The elements of a negligence claim and a premises liability claim are the same: a legal duty of care, breach of that duty, and proximate cause resulting in injury. Premises liability is grounded in the possession of the premises and the attendant right to control and manage the premises; accordingly, mere possession with its attendant right to control conditions on the premises is a sufficient basis for the imposition of an affirmative duty to act. But the duty arising from possession and control of property is adherence to the same standard of care that applies in negligence cases. The proper test to be applied to the liability of the possessor of land is whether in the management of the property he or she has acted as a reasonable person in view of the probability of injury to others. In determining whether a premises owner owes a duty to persons on its property, the court applies the Rowland factors.
This was a consolidation of two cases involving secondary exposure to asbestos. The first case involved plainiff Johnny Blaine Kesner, Jr. who was diagnosed with perotineal mesothelioma—cancer of the chest and abdomen closely associated with asbestos exposure—in Feb. 2011. Johnny was exposed to asbestos on the clothing of his uncle, in whose home he spent an average of three nights a week. Johnny a lawsuit in California state court against defendant Pneumo Abex, LLC, which was his uncle's employer. The trial court granted the employer’s motion for nonsuit and entered judgment on the basis that the employer had no duty to Johnny. The court of appeals reversed the trial court’s decision. The second case involved Lynne Haver who was diagnosed with mesothelioma in March 2008 and died in April 2009. Her children filed a wrongful death and survival action alleging that Lynne's exposure to asbestos was by way of her former husband, Mike Haver, who worked for defendant BNSF Railway Company's predecessor. The children raised claims of negligence, premises owner and contractor liability, and loss of consortium. The trial court sustained BNSF's demurrer. The court of appeals affirmed.

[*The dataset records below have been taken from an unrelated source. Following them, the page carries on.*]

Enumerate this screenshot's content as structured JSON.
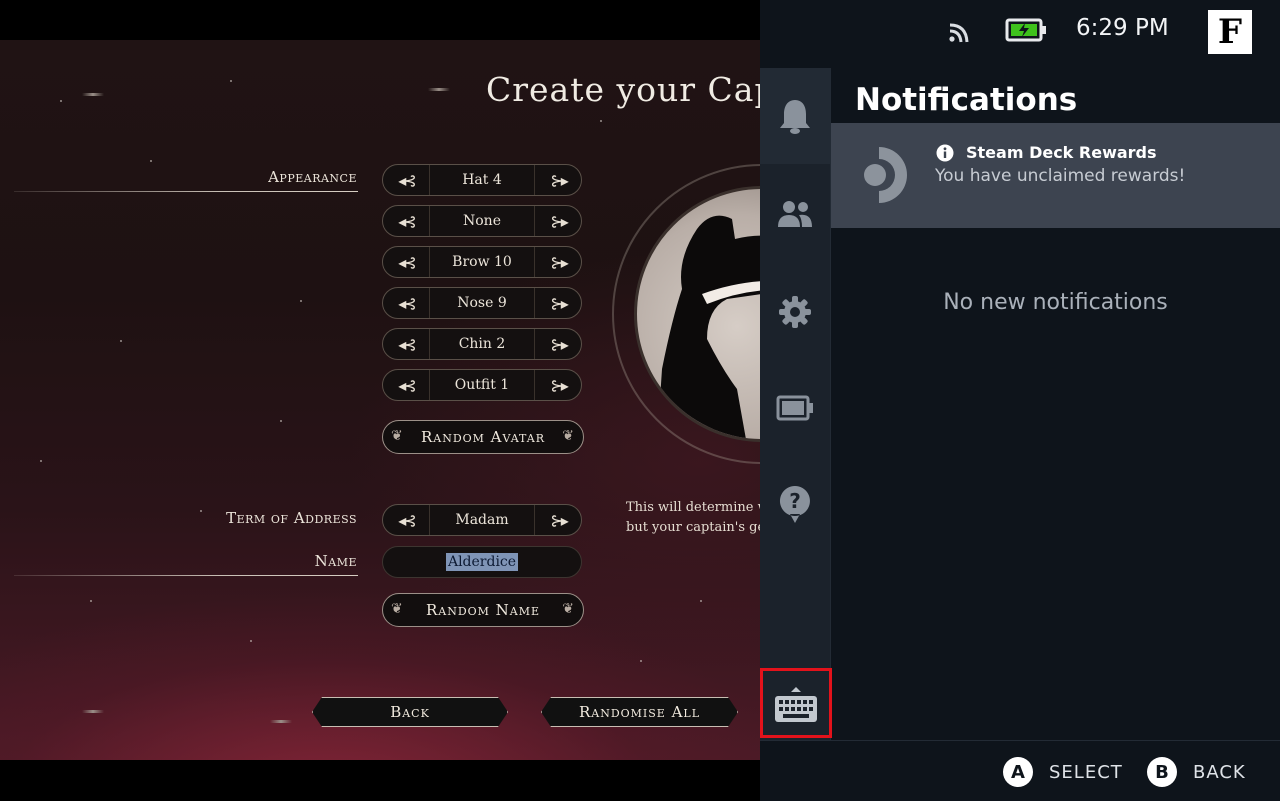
{
  "game": {
    "title": "Create your Capta",
    "appearance_label": "Appearance",
    "selectors": [
      {
        "value": "Hat 4"
      },
      {
        "value": "None"
      },
      {
        "value": "Brow 10"
      },
      {
        "value": "Nose 9"
      },
      {
        "value": "Chin 2"
      },
      {
        "value": "Outfit 1"
      }
    ],
    "random_avatar_label": "Random Avatar",
    "term_label": "Term of Address",
    "term_value": "Madam",
    "name_label": "Name",
    "name_value": "Alderdice",
    "random_name_label": "Random Name",
    "description_line1": "This will determine w",
    "description_line2": "but your captain's ge",
    "back_label": "Back",
    "randomise_all_label": "Randomise All",
    "arrow_left_glyph": "◂⊰",
    "arrow_right_glyph": "⊱▸"
  },
  "status_bar": {
    "time": "6:29 PM",
    "wifi_icon": "wifi-icon",
    "battery_icon": "battery-charging-icon",
    "app_icon": "app-logo-icon"
  },
  "qam": {
    "panel_title": "Notifications",
    "tabs": [
      {
        "icon": "bell-icon",
        "name": "Notifications"
      },
      {
        "icon": "friends-icon",
        "name": "Friends"
      },
      {
        "icon": "gear-icon",
        "name": "Settings"
      },
      {
        "icon": "battery-icon",
        "name": "Performance"
      },
      {
        "icon": "help-icon",
        "name": "Help"
      }
    ],
    "notification": {
      "title": "Steam Deck Rewards",
      "body": "You have unclaimed rewards!"
    },
    "empty_message": "No new notifications",
    "footer": {
      "a_glyph": "A",
      "a_label": "SELECT",
      "b_glyph": "B",
      "b_label": "BACK"
    }
  },
  "colors": {
    "highlight_border": "#e3121b",
    "panel_bg": "#0e141b",
    "rail_bg": "#1b222b",
    "card_bg": "#3d4450",
    "battery_green": "#3ec21c"
  }
}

Did an employer who used asbestos in the workplace have a duty of care to protect employees' household members from exposure to asbestos?
The state supreme court held that the duty of employers and premises owners to exercise ordinary care in their use of asbestos included preventing exposure to asbestos carried by the bodies and clothing of on-site workers. Where it was reasonably foreseeable that workers, their clothing, or personal effects would act as vectors carrying asbestos from the premises to household members, employers had a duty to take reasonable care to prevent that means of transmission. This duty also applied to premises owners who used asbestos on their property, subject to any exceptions and affirmative defenses generally applicable to premises owners, such as the rules of contractor liability. The court further held that that the duty extended only to members of a worker's household. The court reversed and vacated the lower courts' judgments and remanded the matters.